Em contato com a Secretaria de Estado de Justiça e Segurança Pública de Minas Gerais (Sejusp), o Arquivo EM apurou que o mineiro recebeu a liberdade total em maio de 1956, dois anos depois da notícia do “Diário da Noite”. Longe dos holofotes e das grades, o escritor submergiu. Por mais de uma década.
Até que, em uma manhã de 1970, um homem grisalho, “de olhos quase sofridos”, entrou na redação do Cruzeiro, em Belo Horizonte. “Sou professor e me chamo Alencar. Talvez se lembrem, tive uma história em Neves”. Vinha acompanhado de três filhos, ainda em idade escolar. De Raimunda tinha se divorciado.
“Sim, Alencar triunfara sobre o infortúnio, abrira seu caminho para a reabilitação, mas ainda hoje sente aquela mesma solidão do cárcere”, dizia a reportagem de José Franco, publicada na edição daquele ano de 7 de abril – exatamente o mesmo dia da primeira reportagem sobre o assalto em Lagoa da Prata.
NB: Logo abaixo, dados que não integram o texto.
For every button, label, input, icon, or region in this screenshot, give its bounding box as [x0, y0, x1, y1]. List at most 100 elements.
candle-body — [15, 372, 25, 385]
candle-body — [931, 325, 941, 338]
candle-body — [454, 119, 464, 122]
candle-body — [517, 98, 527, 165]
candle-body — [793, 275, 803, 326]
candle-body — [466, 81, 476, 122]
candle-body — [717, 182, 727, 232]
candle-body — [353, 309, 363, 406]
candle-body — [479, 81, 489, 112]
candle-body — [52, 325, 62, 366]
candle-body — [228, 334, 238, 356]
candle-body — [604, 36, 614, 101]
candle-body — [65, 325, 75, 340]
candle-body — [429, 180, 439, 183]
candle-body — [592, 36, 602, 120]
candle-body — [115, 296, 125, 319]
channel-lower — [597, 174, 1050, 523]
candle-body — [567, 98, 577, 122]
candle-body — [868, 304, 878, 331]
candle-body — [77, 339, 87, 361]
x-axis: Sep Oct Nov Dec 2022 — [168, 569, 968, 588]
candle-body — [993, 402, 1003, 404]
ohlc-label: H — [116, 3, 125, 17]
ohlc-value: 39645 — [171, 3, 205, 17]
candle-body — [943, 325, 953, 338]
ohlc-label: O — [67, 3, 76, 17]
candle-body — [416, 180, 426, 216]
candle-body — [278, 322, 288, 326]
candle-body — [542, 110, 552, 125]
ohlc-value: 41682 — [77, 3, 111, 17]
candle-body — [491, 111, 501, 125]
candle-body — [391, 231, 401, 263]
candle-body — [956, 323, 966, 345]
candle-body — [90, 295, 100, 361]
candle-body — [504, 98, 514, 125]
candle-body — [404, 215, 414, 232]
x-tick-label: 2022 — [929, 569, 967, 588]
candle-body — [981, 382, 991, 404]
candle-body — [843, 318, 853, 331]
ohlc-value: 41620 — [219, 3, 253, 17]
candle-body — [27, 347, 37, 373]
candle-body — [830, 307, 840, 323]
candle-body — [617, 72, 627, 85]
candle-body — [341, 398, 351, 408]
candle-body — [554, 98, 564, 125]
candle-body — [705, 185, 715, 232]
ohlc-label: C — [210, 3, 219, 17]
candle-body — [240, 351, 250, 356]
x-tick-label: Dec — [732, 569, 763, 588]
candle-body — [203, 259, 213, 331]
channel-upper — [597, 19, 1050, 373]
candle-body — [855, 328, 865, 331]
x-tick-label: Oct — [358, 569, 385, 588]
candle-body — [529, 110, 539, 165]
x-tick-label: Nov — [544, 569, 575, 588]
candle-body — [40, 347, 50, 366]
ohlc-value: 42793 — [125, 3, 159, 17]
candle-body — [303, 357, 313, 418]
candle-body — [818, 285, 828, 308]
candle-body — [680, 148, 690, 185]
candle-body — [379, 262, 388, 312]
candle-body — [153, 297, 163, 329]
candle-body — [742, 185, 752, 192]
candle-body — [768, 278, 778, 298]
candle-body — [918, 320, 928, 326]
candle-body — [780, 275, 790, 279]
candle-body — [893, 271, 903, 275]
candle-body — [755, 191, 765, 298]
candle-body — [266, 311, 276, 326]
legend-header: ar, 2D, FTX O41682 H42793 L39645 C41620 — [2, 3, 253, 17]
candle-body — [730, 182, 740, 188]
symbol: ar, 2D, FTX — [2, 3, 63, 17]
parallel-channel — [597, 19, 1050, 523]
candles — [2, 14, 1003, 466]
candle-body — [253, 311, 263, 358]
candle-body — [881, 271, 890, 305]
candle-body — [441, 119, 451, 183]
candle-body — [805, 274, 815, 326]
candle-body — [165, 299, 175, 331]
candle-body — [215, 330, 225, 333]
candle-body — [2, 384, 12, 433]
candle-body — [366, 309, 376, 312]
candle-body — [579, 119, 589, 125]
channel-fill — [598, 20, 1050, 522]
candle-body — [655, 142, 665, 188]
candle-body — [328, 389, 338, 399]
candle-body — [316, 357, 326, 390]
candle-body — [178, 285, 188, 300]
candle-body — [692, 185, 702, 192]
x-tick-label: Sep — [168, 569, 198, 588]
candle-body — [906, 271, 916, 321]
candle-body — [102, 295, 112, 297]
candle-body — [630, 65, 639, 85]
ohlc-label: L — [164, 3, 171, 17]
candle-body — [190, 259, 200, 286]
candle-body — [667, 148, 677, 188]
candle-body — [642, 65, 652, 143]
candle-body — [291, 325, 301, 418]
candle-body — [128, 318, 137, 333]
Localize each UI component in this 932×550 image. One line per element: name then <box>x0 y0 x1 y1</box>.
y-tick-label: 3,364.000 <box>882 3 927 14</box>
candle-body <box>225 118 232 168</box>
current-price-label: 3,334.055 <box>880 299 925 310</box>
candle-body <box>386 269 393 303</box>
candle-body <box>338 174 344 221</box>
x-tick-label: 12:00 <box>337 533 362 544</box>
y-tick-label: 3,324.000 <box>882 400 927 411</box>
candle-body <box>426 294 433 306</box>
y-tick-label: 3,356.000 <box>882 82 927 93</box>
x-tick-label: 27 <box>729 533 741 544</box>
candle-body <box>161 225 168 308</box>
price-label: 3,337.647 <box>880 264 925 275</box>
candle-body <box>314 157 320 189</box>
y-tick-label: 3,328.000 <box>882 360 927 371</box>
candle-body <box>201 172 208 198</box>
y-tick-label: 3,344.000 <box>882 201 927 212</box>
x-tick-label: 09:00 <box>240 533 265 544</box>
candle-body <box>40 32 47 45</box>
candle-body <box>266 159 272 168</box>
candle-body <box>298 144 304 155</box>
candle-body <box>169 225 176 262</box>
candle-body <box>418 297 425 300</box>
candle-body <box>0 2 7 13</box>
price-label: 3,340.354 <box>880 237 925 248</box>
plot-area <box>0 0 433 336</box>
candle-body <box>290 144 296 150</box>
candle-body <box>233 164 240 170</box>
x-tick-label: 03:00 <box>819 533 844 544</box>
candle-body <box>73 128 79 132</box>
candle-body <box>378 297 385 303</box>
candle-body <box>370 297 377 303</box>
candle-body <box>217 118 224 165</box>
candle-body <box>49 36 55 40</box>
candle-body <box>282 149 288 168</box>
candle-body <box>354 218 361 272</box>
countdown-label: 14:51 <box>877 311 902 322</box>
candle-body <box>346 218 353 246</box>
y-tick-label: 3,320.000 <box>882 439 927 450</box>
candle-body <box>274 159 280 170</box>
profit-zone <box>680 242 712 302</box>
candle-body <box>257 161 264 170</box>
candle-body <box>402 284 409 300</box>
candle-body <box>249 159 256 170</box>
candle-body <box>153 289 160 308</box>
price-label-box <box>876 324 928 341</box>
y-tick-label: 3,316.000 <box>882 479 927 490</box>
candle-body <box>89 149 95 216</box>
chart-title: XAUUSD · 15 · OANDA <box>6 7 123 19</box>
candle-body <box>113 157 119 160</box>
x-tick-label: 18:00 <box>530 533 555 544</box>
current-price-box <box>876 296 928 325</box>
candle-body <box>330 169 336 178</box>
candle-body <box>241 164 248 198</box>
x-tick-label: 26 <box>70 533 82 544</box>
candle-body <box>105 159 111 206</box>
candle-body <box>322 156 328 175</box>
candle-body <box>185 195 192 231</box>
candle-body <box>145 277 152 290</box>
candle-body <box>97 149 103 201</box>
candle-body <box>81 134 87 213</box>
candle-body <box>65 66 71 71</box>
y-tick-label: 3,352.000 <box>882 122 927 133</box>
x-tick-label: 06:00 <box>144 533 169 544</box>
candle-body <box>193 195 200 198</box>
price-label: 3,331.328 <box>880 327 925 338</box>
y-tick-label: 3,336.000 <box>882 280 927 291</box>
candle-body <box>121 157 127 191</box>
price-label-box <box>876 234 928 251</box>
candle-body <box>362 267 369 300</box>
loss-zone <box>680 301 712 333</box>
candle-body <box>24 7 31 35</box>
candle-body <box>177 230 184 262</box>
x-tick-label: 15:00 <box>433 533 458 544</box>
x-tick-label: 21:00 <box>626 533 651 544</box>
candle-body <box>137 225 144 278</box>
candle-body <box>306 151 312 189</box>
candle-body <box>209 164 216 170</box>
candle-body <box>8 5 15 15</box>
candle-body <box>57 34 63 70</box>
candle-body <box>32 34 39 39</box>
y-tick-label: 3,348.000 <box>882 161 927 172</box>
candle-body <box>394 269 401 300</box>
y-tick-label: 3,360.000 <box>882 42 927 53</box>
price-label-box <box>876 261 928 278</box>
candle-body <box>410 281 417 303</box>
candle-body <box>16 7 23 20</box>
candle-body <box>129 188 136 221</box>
Vivia em Barbacena, no Campo das Vertentes, em uma casa pequena e pobre havia alguns anos. Ao sair da cadeia, se formou no ensino médio, depois em Pedagogia e Filosofia, matéria que lecionou como convidado na Escola Preparatória de Cadetes do Ar (Epcar), em Barbacena.
“Tudo isso Alencar conquistou, a duras penas, só que jamais deixou de ser um prisioneiro de si mesmo”, dizia o texto, no qual o repórter descrevia a dura tarefa de viver entre o passado no cárcere, o trabalho diário e o cuidado aos filhos. “Vive como um estranho no meio onde leciona, onde só o conhecem como o professor, e é um anônimo no distante bairro onde reside.”
A reportagem terminava descrevendo o sonho do agora professor: se tornar um pedagogo para “dar às crianças desamparadas o afeto, a educação e o amor. Aquilo que não encontrou na infância, quando mais precisava”.
Francisco Antônio de Alencar morreu em Barbacena, em 4 de abril de 1996, aos 74 anos, sem que o Arquivo EM tenha encontrado obituários ou notícias do fato na imprensa – somente o atestado de óbito.